KISAH

Sunan Gunung Jati, Ulama Negarawan Perintis Peradaban Islam di Tanah Sunda

Yahya Sukamdani| Minggu, 01/03/2026
Sunan Gunung Jati membangun dakwah dan pemerintahan Islam di Cirebon Ilustrasi foto Sunan Gunung Jati

Terasmuslim.com - Kisah Sunan Gunung Jati merupakan bab penting dalam sejarah Islam di wilayah Jawa Barat. Ia memiliki nama asli Syarif Hidayatullah, seorang ulama berdarah bangsawan yang diyakini memiliki nasab hingga Rasulullah SAW. Sejak muda, ia menimba ilmu agama hingga ke Timur Tengah sebelum kembali ke Nusantara untuk berdakwah. Semangatnya menuntut ilmu sejalan dengan sabda Nabi SAW, “Barang siapa menempuh jalan untuk mencari ilmu, maka Allah akan mudahkan baginya jalan menuju surga” (HR. Muslim).

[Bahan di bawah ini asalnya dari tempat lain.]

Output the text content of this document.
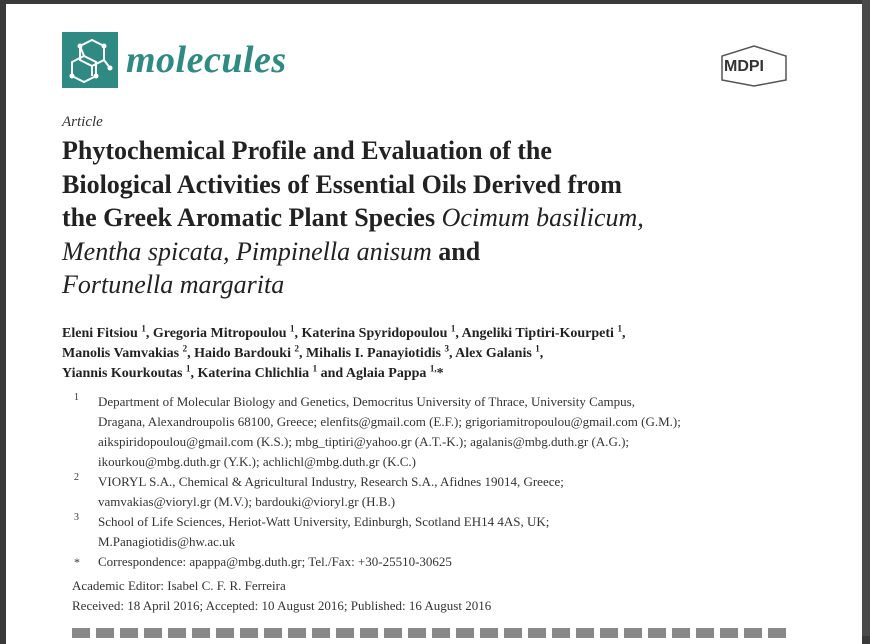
molecules	MDPI
Article
Phytochemical Profile and Evaluation of the
Biological Activities of Essential Oils Derived from
the Greek Aromatic Plant Species Ocimum basilicum,
Mentha spicata, Pimpinella anisum and
Fortunella margarita
Eleni Fitsiou $^1$, Gregoria Mitropoulou $^1$, Katerina Spyridopoulou $^1$, Angeliki Tiptiri-Kourpeti $^1$,
Manolis Vamvakias $^2$, Haido Bardouki $^2$, Mihalis I. Panayiotidis $^3$, Alex Galanis $^1$,
Yiannis Kourkoutas $^1$, Katerina Chlichlia $^1$ and Aglaia Pappa $^{1,}$*
1 Department of Molecular Biology and Genetics, Democritus University of Thrace, University Campus,
Dragana, Alexandroupolis 68100, Greece; elenfits@gmail.com (E.F.); grigoriamitropoulou@gmail.com (G.M.);
aikspiridopoulou@gmail.com (K.S.); mbg_tiptiri@yahoo.gr (A.T.-K.); agalanis@mbg.duth.gr (A.G.);
ikourkou@mbg.duth.gr (Y.K.); achlichl@mbg.duth.gr (K.C.)
2 VIORYL S.A., Chemical & Agricultural Industry, Research S.A., Afidnes 19014, Greece;
vamvakias@vioryl.gr (M.V.); bardouki@vioryl.gr (H.B.)
3 School of Life Sciences, Heriot-Watt University, Edinburgh, Scotland EH14 4AS, UK;
M.Panagiotidis@hw.ac.uk
* Correspondence: apappa@mbg.duth.gr; Tel./Fax: +30-25510-30625
Academic Editor: Isabel C. F. R. Ferreira
Received: 18 April 2016; Accepted: 10 August 2016; Published: 16 August 2016
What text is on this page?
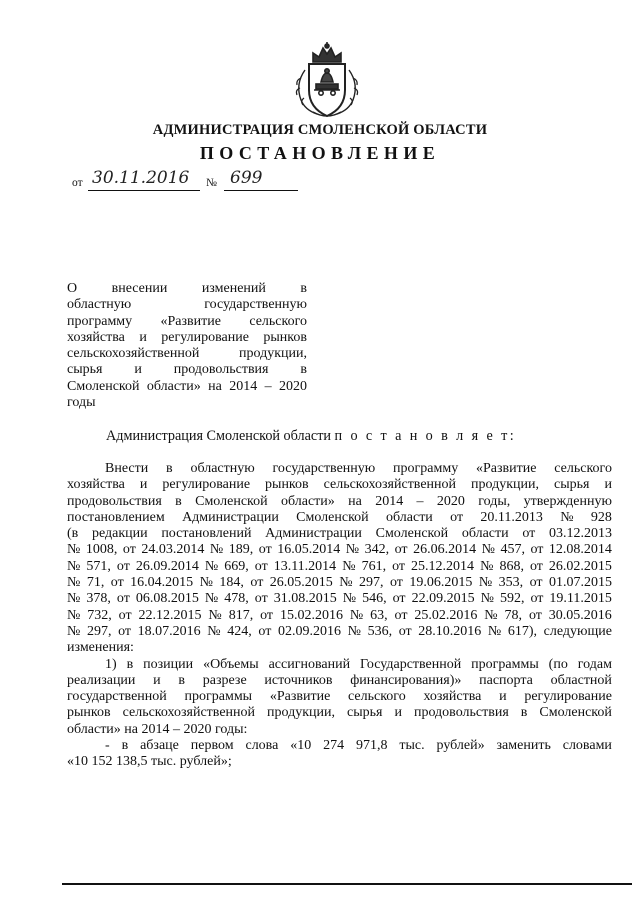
АДМИНИСТРАЦИЯ СМОЛЕНСКОЙ ОБЛАСТИ
ПОСТАНОВЛЕНИЕ
от 30.11.2016 № 699
О внесении изменений в
областную	государственную
программу «Развитие сельского
хозяйства и регулирование рынков
сельскохозяйственной	продукции,
сырья и продовольствия в
Смоленской области» на 2014 – 2020
годы
Администрация Смоленской области п о с т а н о в л я е т:
Внести в областную государственную программу «Развитие сельского
хозяйства и регулирование рынков сельскохозяйственной продукции, сырья и
продовольствия в Смоленской области» на 2014 – 2020 годы, утвержденную
постановлением Администрации Смоленской области от 20.11.2013 № 928
(в редакции постановлений Администрации Смоленской области от 03.12.2013
№ 1008, от 24.03.2014 № 189, от 16.05.2014 № 342, от 26.06.2014 № 457, от 12.08.2014
№ 571, от 26.09.2014 № 669, от 13.11.2014 № 761, от 25.12.2014 № 868, от 26.02.2015
№ 71, от 16.04.2015 № 184, от 26.05.2015 № 297, от 19.06.2015 № 353, от 01.07.2015
№ 378, от 06.08.2015 № 478, от 31.08.2015 № 546, от 22.09.2015 № 592, от 19.11.2015
№ 732, от 22.12.2015 № 817, от 15.02.2016 № 63, от 25.02.2016 № 78, от 30.05.2016
№ 297, от 18.07.2016 № 424, от 02.09.2016 № 536, от 28.10.2016 № 617), следующие
изменения:
1) в позиции «Объемы ассигнований Государственной программы (по годам
реализации и в разрезе источников финансирования)» паспорта областной
государственной программы «Развитие сельского хозяйства и регулирование
рынков сельскохозяйственной продукции, сырья и продовольствия в Смоленской
области» на 2014 – 2020 годы:
- в абзаце первом слова «10 274 971,8 тыс. рублей» заменить словами
«10 152 138,5 тыс. рублей»;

Sebagai anggota Wali Songo, Sunan Gunung Jati memainkan peran strategis dalam menyebarkan Islam di Tatar Sunda. Ia tidak hanya berdakwah melalui majelis ilmu, tetapi juga melalui pendekatan sosial dan politik. Firman Allah dalam QS. Ali Imran: 104 tentang pentingnya menyeru kepada kebaikan dan mencegah kemungkaran menjadi ruh perjuangannya. Dakwahnya terarah, sistematis, dan menyentuh seluruh lapisan masyarakat.

Peran besarnya terlihat saat ia mendirikan dan memimpin Kesultanan Cirebon. Di bawah kepemimpinannya, Cirebon berkembang menjadi pusat penyebaran Islam di pesisir utara Jawa Barat. Ia memadukan dakwah dan tata kelola pemerintahan yang berlandaskan nilai-nilai syariat. Prinsip keadilan sebagaimana ditegaskan dalam QS. An-Nisa: 58 tentang amanah dan keadilan menjadi fondasi kepemimpinannya.

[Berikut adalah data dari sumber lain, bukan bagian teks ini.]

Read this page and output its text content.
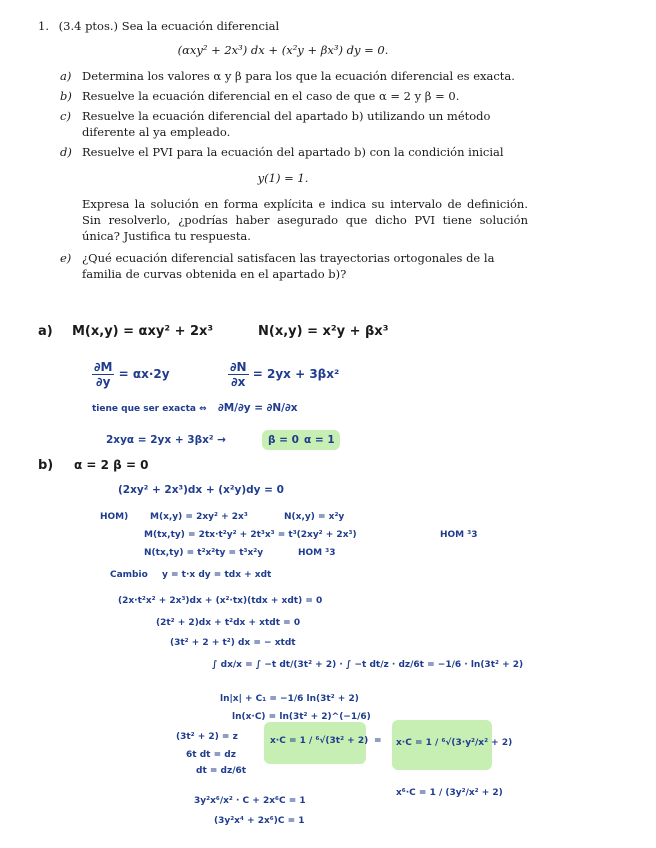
1. (3.4 ptos.) Sea la ecuación diferencial

(αxy² + 2x³) dx + (x²y + βx³) dy = 0.
a) Determina los valores α y β para los que la ecuación diferencial es exacta.
b) Resuelve la ecuación diferencial en el caso de que α = 2 y β = 0.
c) Resuelve la ecuación diferencial del apartado b) utilizando un método diferente al ya empleado.
d) Resuelve el PVI para la ecuación del apartado b) con la condición inicial
y(1) = 1.
Expresa la solución en forma explícita e indica su intervalo de definición. Sin resolverlo, ¿podrías haber asegurado que dicho PVI tiene solución única? Justifica tu respuesta.
e) ¿Qué ecuación diferencial satisfacen las trayectorias ortogonales de la familia de curvas obtenida en el apartado b)?
a) M(x,y) = αxy² + 2x³	N(x,y) = x²y + βx³
$\frac{\partial M}{\partial y} = \alpha x\cdot 2y$	$\frac{\partial N}{\partial x} = 2yx + 3\beta x^2$
tiene que ser exacta ⇔ ∂M/∂y = ∂N/∂x
2xyα = 2yx + 3βx² →	β = 0 α = 1
b) α = 2 β = 0
(2xy² + 2x³)dx + (x²y)dy = 0
HOM) M(x,y) = 2xy² + 2x³	N(x,y) = x²y
M(tx,ty) = 2tx·t²y² + 2t³x³ = t³(2xy² + 2x³)	HOM ³3
N(tx,ty) = t²x²ty = t³x²y	HOM ³3
Cambio y = t·x dy = tdx + xdt
(2x·t²x² + 2x³)dx + (x²·tx)(tdx + xdt) = 0
(2t² + 2)dx + t²dx + xtdt = 0
(3t² + 2 + t²) dx = − xtdt
∫ dx/x = ∫ −t dt/(3t² + 2) · ∫ −t dt/z · dz/6t = −1/6 · ln(3t² + 2)
ln|x| + C₁ = −1/6 ln(3t² + 2)
ln(x·C) = ln(3t² + 2)^(−1/6)
(3t² + 2) = z
6t dt = dz
dt = dz/6t
x·C = 1 / ⁶√(3t² + 2) = x·C = 1 / ⁶√(3·y²/x² + 2)
x⁶·C = 1 / (3y²/x² + 2)
3y²x⁶/x² · C + 2x⁶C = 1
(3y²x⁴ + 2x⁶)C = 1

Sunan Gunung Jati juga dikenal aktif menjalin hubungan diplomatik dan memperluas pengaruh Islam hingga ke Banten. Bersama putranya, Sultan Hasanuddin, ia turut berperan dalam berdirinya Kesultanan Banten sebagai pusat dakwah baru di wilayah barat Pulau Jawa. Strategi ini menunjukkan visi jauh ke depan dalam membangun kekuatan umat melalui sinergi dakwah dan kekuasaan yang berakhlak.

Baca juga :

Dalam berdakwah, ia tetap mengedepankan pendekatan hikmah dan keteladanan akhlak. Ia merangkul masyarakat tanpa menghapus budaya secara frontal, melainkan mengislamkannya secara bertahap. Hal ini selaras dengan QS. An-Nahl: 125 tentang berdakwah dengan kebijaksanaan. Sikapnya mencerminkan Islam sebagai rahmat bagi seluruh alam, menghadirkan kedamaian sekaligus ketegasan dalam menjaga tauhid.

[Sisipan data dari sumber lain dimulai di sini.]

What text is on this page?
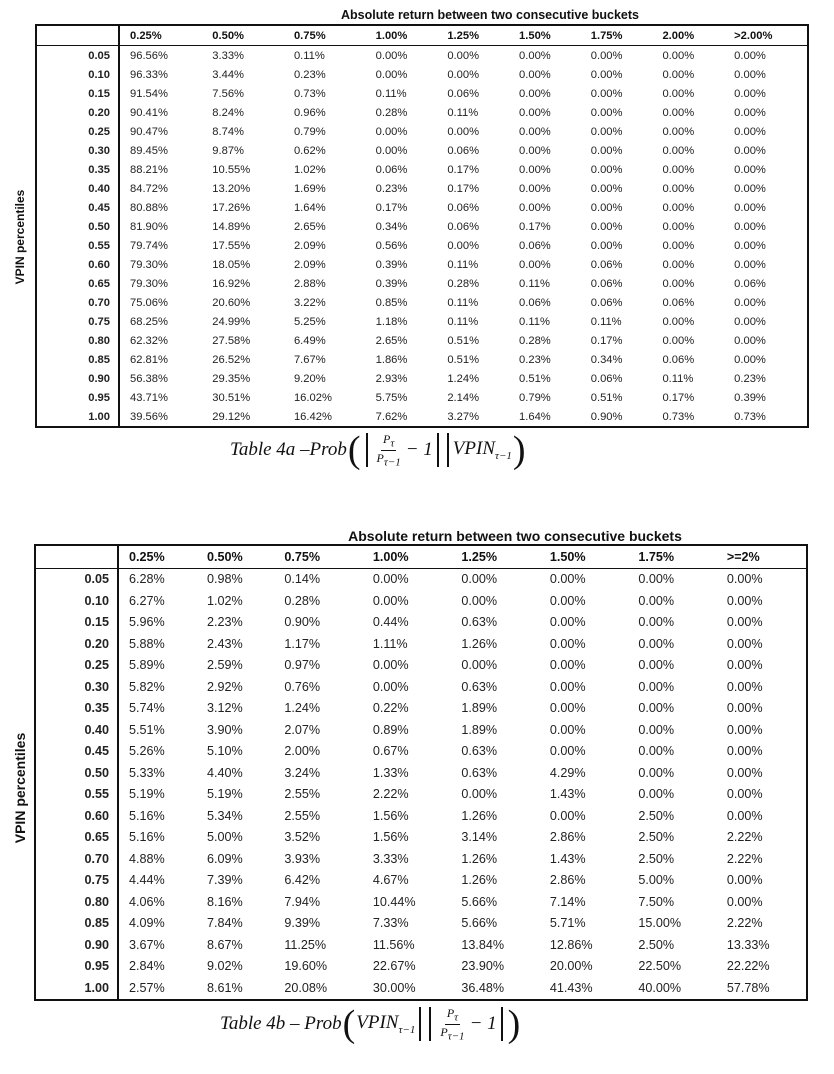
Absolute return between two consecutive buckets
VPIN percentiles
	0.25%	0.50%	0.75%	1.00%	1.25%	1.50%	1.75%	2.00%	>2.00%
0.05	96.56%	3.33%	0.11%	0.00%	0.00%	0.00%	0.00%	0.00%	0.00%
0.10	96.33%	3.44%	0.23%	0.00%	0.00%	0.00%	0.00%	0.00%	0.00%
0.15	91.54%	7.56%	0.73%	0.11%	0.06%	0.00%	0.00%	0.00%	0.00%
0.20	90.41%	8.24%	0.96%	0.28%	0.11%	0.00%	0.00%	0.00%	0.00%
0.25	90.47%	8.74%	0.79%	0.00%	0.00%	0.00%	0.00%	0.00%	0.00%
0.30	89.45%	9.87%	0.62%	0.00%	0.06%	0.00%	0.00%	0.00%	0.00%
0.35	88.21%	10.55%	1.02%	0.06%	0.17%	0.00%	0.00%	0.00%	0.00%
0.40	84.72%	13.20%	1.69%	0.23%	0.17%	0.00%	0.00%	0.00%	0.00%
0.45	80.88%	17.26%	1.64%	0.17%	0.06%	0.00%	0.00%	0.00%	0.00%
0.50	81.90%	14.89%	2.65%	0.34%	0.06%	0.17%	0.00%	0.00%	0.00%
0.55	79.74%	17.55%	2.09%	0.56%	0.00%	0.06%	0.00%	0.00%	0.00%
0.60	79.30%	18.05%	2.09%	0.39%	0.11%	0.00%	0.06%	0.00%	0.00%
0.65	79.30%	16.92%	2.88%	0.39%	0.28%	0.11%	0.06%	0.00%	0.06%
0.70	75.06%	20.60%	3.22%	0.85%	0.11%	0.06%	0.06%	0.06%	0.00%
0.75	68.25%	24.99%	5.25%	1.18%	0.11%	0.11%	0.11%	0.00%	0.00%
0.80	62.32%	27.58%	6.49%	2.65%	0.51%	0.28%	0.17%	0.00%	0.00%
0.85	62.81%	26.52%	7.67%	1.86%	0.51%	0.23%	0.34%	0.06%	0.00%
0.90	56.38%	29.35%	9.20%	2.93%	1.24%	0.51%	0.06%	0.11%	0.23%
0.95	43.71%	30.51%	16.02%	5.75%	2.14%	0.79%	0.51%	0.17%	0.39%
1.00	39.56%	29.12%	16.42%	7.62%	3.27%	1.64%	0.90%	0.73%	0.73%
Table 4a –Prob ( $\frac{P\tau}{P\tau-1} - 1$ $VPIN_{\tau-1}$ )
Absolute return between two consecutive buckets
VPIN percentiles
	0.25%	0.50%	0.75%	1.00%	1.25%	1.50%	1.75%	>=2%
0.05	6.28%	0.98%	0.14%	0.00%	0.00%	0.00%	0.00%	0.00%
0.10	6.27%	1.02%	0.28%	0.00%	0.00%	0.00%	0.00%	0.00%
0.15	5.96%	2.23%	0.90%	0.44%	0.63%	0.00%	0.00%	0.00%
0.20	5.88%	2.43%	1.17%	1.11%	1.26%	0.00%	0.00%	0.00%
0.25	5.89%	2.59%	0.97%	0.00%	0.00%	0.00%	0.00%	0.00%
0.30	5.82%	2.92%	0.76%	0.00%	0.63%	0.00%	0.00%	0.00%
0.35	5.74%	3.12%	1.24%	0.22%	1.89%	0.00%	0.00%	0.00%
0.40	5.51%	3.90%	2.07%	0.89%	1.89%	0.00%	0.00%	0.00%
0.45	5.26%	5.10%	2.00%	0.67%	0.63%	0.00%	0.00%	0.00%
0.50	5.33%	4.40%	3.24%	1.33%	0.63%	4.29%	0.00%	0.00%
0.55	5.19%	5.19%	2.55%	2.22%	0.00%	1.43%	0.00%	0.00%
0.60	5.16%	5.34%	2.55%	1.56%	1.26%	0.00%	2.50%	0.00%
0.65	5.16%	5.00%	3.52%	1.56%	3.14%	2.86%	2.50%	2.22%
0.70	4.88%	6.09%	3.93%	3.33%	1.26%	1.43%	2.50%	2.22%
0.75	4.44%	7.39%	6.42%	4.67%	1.26%	2.86%	5.00%	0.00%
0.80	4.06%	8.16%	7.94%	10.44%	5.66%	7.14%	7.50%	0.00%
0.85	4.09%	7.84%	9.39%	7.33%	5.66%	5.71%	15.00%	2.22%
0.90	3.67%	8.67%	11.25%	11.56%	13.84%	12.86%	2.50%	13.33%
0.95	2.84%	9.02%	19.60%	22.67%	23.90%	20.00%	22.50%	22.22%
1.00	2.57%	8.61%	20.08%	30.00%	36.48%	41.43%	40.00%	57.78%
Table 4b – Prob ( $VPIN_{\tau-1} \frac{P\tau}{P\tau-1} - 1$ )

Warisan Sunan Gunung Jati terus hidup hingga kini. Makamnya di Gunung Sembung, Cirebon, menjadi saksi sejarah perjuangan dakwahnya dan ramai diziarahi umat Islam. Lebih dari sekadar tokoh agama, ia adalah ulama negarawan yang berhasil membangun fondasi peradaban Islam di Tanah Sunda. Kisahnya mengajarkan bahwa dakwah yang kuat berpadu dengan kepemimpinan adil akan melahirkan masyarakat beriman, berilmu, dan bermartabat.